Foco na antropofagia

Ela chama a atenção para o fato de que o foco do projeto não é a Semana de Arte Moderna de 1922, mas o “Manifesto antropofágico”, de Oswald, e a criação da Revista de Antropofagia, em 1928, bem como os trabalhos das figuras que orbitaram aquelas publicações – Raul Bopp, Tarsila do Amaral, Oswaldo Costa e Patrícia Galvão, a Pagu.

“Quis desenvolver o trabalho em torno dessa turma, que aprofundou e radicalizou posturas estéticas em relação à Semana de 22. Acho que o ano de 1928 é muito mais importante artística, política e esteticamente do que 1922”, aponta.

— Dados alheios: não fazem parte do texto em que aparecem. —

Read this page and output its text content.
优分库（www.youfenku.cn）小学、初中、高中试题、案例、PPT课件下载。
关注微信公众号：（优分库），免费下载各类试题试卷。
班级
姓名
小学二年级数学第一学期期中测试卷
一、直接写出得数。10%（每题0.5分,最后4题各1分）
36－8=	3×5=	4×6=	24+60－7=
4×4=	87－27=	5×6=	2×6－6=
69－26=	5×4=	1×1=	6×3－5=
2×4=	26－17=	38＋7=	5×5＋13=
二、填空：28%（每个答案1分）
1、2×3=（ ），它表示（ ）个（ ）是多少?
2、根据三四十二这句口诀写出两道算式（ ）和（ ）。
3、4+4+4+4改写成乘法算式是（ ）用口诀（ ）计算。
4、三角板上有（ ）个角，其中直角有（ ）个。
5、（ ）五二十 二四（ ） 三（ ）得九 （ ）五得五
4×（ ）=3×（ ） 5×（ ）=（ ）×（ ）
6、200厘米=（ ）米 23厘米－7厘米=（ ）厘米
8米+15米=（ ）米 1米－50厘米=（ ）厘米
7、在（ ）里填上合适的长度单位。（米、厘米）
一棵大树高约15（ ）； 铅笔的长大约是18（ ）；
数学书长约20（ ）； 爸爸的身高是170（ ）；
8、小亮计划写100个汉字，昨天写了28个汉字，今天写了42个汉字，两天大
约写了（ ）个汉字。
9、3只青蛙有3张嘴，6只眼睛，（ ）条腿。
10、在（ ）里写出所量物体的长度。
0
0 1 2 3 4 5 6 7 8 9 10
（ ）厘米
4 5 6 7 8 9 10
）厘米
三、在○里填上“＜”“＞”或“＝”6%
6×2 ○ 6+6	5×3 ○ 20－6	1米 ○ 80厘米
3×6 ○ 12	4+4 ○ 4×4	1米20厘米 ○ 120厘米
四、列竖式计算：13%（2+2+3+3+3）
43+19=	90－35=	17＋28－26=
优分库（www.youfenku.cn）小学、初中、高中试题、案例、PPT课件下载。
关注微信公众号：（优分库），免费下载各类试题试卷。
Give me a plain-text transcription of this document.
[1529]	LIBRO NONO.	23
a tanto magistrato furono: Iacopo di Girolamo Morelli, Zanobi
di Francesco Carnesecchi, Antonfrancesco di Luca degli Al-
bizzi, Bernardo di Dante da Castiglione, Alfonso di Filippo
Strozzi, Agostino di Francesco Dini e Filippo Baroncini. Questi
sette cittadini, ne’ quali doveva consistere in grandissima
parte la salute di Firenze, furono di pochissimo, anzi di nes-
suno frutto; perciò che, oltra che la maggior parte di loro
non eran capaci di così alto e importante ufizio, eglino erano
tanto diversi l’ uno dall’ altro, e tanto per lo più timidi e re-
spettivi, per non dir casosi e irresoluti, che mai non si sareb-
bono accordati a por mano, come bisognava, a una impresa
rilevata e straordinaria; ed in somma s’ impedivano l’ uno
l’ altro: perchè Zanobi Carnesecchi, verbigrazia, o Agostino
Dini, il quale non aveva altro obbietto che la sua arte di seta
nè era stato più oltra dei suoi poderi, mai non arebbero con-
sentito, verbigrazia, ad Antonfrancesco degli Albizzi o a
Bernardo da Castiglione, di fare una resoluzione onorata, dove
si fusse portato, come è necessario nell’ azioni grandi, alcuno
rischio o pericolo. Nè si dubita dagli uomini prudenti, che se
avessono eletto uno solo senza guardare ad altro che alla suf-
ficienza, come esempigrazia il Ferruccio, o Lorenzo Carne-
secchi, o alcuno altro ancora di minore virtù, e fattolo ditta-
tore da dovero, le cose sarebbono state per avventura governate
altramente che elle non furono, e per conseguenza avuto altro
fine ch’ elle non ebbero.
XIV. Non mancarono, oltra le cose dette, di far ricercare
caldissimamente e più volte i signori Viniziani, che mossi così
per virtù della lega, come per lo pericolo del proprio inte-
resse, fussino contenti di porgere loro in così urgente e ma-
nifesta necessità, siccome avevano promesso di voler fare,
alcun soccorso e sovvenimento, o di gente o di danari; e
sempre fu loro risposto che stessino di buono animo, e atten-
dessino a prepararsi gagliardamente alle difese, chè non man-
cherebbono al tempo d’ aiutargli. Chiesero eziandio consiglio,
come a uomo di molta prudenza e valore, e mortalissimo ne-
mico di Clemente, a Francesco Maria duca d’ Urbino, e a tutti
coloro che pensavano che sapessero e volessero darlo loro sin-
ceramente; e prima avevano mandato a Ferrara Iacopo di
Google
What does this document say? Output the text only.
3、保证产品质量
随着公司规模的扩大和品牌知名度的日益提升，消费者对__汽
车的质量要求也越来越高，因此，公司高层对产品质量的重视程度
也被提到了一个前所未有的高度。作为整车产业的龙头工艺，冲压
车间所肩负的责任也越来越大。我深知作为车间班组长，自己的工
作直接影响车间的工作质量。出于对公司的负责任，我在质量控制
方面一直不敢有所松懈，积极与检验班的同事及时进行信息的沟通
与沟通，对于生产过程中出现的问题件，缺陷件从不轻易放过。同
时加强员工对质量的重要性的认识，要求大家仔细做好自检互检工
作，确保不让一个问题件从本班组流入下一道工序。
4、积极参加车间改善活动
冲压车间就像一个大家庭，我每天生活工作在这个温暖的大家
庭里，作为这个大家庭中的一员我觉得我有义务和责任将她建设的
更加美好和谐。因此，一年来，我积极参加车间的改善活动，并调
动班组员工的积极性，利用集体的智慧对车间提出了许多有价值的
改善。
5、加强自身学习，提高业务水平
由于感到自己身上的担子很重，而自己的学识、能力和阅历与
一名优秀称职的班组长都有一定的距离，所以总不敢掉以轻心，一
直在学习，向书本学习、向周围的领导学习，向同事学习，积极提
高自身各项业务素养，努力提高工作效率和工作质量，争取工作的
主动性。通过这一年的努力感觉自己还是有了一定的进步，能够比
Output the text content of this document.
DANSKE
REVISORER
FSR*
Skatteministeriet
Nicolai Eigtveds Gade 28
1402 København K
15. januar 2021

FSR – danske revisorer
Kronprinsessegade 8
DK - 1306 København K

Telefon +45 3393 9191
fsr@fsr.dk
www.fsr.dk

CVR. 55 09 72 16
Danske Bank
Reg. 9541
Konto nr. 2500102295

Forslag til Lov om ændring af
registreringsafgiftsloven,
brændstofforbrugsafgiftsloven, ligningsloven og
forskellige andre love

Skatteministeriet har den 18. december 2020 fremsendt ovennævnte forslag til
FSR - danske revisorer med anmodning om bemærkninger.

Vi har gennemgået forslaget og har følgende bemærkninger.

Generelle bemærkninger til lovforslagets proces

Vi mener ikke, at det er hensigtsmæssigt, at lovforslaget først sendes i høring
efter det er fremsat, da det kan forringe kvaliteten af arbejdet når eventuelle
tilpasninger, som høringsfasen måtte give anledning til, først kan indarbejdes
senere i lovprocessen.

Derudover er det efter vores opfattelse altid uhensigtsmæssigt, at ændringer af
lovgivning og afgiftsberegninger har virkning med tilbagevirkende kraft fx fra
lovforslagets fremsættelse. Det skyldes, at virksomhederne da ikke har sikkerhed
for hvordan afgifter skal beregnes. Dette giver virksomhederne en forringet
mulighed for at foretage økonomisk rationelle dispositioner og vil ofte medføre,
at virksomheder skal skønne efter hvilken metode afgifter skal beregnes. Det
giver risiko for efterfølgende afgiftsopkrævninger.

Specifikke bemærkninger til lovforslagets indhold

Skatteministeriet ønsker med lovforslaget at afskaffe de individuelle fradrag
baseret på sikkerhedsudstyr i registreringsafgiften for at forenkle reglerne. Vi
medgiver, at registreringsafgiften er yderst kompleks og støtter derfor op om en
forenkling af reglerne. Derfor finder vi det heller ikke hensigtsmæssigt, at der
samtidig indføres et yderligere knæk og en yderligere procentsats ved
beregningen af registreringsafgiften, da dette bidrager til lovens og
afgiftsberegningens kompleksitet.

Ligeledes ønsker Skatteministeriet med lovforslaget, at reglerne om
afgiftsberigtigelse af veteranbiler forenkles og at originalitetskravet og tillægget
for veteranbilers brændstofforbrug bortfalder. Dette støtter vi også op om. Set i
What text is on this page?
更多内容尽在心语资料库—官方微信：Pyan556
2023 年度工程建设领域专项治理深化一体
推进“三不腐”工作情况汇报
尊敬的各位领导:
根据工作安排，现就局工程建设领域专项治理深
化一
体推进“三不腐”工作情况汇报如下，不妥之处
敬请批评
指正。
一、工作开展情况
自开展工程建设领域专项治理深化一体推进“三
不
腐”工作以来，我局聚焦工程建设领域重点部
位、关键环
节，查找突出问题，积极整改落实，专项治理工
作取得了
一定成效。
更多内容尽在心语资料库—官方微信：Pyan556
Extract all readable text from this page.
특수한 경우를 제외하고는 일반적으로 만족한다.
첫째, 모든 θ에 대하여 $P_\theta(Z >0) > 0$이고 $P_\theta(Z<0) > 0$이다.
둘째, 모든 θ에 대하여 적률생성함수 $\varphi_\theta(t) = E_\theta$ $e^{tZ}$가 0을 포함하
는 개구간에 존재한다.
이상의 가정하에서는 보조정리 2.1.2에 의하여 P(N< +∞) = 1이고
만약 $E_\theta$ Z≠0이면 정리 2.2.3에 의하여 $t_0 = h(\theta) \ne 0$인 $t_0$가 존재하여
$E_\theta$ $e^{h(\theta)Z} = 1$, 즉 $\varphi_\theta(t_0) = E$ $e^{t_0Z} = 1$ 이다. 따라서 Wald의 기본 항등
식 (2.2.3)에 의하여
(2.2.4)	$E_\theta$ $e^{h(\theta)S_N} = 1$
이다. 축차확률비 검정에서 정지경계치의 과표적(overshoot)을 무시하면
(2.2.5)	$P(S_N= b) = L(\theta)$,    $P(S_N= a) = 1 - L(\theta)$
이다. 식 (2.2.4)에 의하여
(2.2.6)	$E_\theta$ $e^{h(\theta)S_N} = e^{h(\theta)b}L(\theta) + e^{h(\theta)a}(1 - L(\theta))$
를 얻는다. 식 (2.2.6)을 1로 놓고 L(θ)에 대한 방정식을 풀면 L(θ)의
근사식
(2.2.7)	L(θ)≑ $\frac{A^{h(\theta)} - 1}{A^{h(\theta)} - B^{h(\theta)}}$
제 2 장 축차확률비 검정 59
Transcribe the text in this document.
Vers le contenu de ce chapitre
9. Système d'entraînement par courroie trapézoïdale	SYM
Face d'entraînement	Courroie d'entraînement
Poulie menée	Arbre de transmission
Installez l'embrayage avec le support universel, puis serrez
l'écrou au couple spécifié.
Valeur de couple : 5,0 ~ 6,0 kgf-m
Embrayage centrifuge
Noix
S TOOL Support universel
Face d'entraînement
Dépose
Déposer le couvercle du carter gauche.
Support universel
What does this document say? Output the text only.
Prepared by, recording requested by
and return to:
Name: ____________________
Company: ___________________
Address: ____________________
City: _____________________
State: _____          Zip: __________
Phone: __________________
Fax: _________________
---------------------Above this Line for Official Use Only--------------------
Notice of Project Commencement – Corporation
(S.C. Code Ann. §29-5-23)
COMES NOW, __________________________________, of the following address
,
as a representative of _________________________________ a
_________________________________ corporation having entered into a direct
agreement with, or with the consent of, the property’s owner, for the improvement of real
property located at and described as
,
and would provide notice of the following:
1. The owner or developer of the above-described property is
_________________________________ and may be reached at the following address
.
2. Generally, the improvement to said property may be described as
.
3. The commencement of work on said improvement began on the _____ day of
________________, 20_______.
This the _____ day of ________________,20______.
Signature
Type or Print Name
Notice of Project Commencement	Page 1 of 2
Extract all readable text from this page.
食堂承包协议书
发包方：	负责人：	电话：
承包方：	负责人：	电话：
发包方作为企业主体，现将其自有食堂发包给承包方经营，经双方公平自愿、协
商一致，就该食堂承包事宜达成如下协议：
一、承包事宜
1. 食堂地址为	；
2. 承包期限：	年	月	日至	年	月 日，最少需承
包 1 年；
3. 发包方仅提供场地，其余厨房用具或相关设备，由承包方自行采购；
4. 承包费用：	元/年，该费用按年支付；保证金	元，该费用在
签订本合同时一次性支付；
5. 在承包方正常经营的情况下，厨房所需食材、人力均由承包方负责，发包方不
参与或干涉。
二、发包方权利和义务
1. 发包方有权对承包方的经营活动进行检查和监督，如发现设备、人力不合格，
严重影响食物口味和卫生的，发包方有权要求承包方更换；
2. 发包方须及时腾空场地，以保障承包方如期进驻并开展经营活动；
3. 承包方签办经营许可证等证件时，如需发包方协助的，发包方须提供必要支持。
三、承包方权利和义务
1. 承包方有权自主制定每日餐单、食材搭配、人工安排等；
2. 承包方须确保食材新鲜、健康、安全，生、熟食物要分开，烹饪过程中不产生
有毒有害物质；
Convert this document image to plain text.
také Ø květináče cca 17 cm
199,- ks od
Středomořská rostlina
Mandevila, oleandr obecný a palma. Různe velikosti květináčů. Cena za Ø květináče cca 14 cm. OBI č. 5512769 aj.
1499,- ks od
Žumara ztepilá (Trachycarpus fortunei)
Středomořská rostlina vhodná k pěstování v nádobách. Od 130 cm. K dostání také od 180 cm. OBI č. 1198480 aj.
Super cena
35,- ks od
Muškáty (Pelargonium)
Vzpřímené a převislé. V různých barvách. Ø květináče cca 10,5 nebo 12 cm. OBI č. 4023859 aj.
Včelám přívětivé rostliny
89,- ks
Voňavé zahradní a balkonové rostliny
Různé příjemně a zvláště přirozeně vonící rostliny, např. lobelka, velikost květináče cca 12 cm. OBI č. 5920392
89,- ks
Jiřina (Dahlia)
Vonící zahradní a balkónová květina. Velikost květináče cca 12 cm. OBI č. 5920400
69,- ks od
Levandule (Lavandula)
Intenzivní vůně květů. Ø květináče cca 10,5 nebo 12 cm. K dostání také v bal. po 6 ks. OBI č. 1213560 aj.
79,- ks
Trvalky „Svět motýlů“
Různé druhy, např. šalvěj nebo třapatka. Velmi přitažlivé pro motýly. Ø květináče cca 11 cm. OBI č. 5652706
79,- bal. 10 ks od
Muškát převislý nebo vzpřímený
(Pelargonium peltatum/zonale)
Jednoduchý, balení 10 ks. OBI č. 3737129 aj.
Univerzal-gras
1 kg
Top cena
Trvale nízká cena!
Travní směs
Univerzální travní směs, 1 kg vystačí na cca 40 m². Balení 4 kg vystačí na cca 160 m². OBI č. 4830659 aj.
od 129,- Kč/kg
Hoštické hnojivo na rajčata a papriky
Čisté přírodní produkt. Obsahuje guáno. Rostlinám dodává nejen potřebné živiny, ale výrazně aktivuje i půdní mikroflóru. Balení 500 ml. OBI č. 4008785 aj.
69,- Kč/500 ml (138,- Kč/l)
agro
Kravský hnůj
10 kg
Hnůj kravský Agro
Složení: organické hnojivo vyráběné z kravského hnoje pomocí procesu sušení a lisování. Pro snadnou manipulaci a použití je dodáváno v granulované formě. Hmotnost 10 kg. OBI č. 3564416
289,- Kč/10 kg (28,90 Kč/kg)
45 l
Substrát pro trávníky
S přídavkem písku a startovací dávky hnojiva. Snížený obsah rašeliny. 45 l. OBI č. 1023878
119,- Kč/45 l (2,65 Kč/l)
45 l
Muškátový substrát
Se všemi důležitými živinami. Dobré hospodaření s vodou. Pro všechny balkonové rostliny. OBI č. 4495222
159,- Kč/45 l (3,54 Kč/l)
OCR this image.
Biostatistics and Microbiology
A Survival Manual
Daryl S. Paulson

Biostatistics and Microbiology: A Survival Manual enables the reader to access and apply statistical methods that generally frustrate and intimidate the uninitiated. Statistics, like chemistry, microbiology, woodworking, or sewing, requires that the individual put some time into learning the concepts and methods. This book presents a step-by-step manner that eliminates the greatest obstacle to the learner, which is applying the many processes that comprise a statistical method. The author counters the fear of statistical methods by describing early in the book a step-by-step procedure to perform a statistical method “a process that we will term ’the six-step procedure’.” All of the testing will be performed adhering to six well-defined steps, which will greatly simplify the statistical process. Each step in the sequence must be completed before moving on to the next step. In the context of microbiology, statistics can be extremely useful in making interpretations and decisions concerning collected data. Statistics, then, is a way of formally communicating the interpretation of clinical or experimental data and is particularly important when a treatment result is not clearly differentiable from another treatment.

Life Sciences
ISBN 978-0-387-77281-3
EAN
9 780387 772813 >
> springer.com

A partir de quando Beatriz trouxe o show para o Brasil – onde foi apresentado no Sesc Pompéia, em São Paulo, na Caixa Cultural, em Brasília, e em unidades do CCBB – é que Moreno Veloso e Jaques Morelenbaum embarcaram no projeto, assim como Cristóvão Bastos (piano) e Jorge Helder (baixo), que depois foram cuidar de outros compromissos. Helder está na banda que acompanha Chico Buarque na turnê “Que tal um samba?”, que tem apresentações neste sábado e domingo, no Minascentro.




Formação no palco

A banda que ocupa hoje o palco do Grande Teatro do Palácio das Artes é formada por Antonio Guerra (piano e acordeom), André Siqueira Campos (bateria e percussão) e Gabriel Loddo (baixo e cavaquinho), além de Moreno (violão, voz e prato), Morelenbaum (violoncelo) e Beatriz (voz e violão).

O percurso que o show cumpriu desde sua estreia, no Lincoln Center, onde o álbum ao vivo foi gravado, teve algumas pequenas interrupções. Uma delas foi em 2016, quando Beatriz defendeu a tese de doutorado que desembocou no livro “Antropofagia palimpsesto selvagem”, lançado pela Editora Cosac & Naif. Ela recorda que foi um processo que a absorveu muito.

“Esse livro teve o prefácio assinado por Eduardo Viveiros de Castro, que é um dos intelectuais brasileiros mais respeitados do mundo. O fato de ele ter lido minha tese e escrito um texto muito contundente, falando da importância do trabalho que eu vinha fazendo, fez com que o livro reverberasse. As edições se esgotaram em dois meses e até hoje ele é meio que raridade. Vi outro dia na internet uma edição original sendo vendida a R$ 800”, conta.




Espetáculo reativado

Ela diz que, com a repercussão do livro, começou a receber convites para promover o lançamento juntamente com o show “AntroPOPhagia”. Assim, o espetáculo “renasceu”, segundo a artista, e voltou a circular até 2018, quando foi novamente suspenso em razão de outros projetos com os quais Beatriz estava às voltas.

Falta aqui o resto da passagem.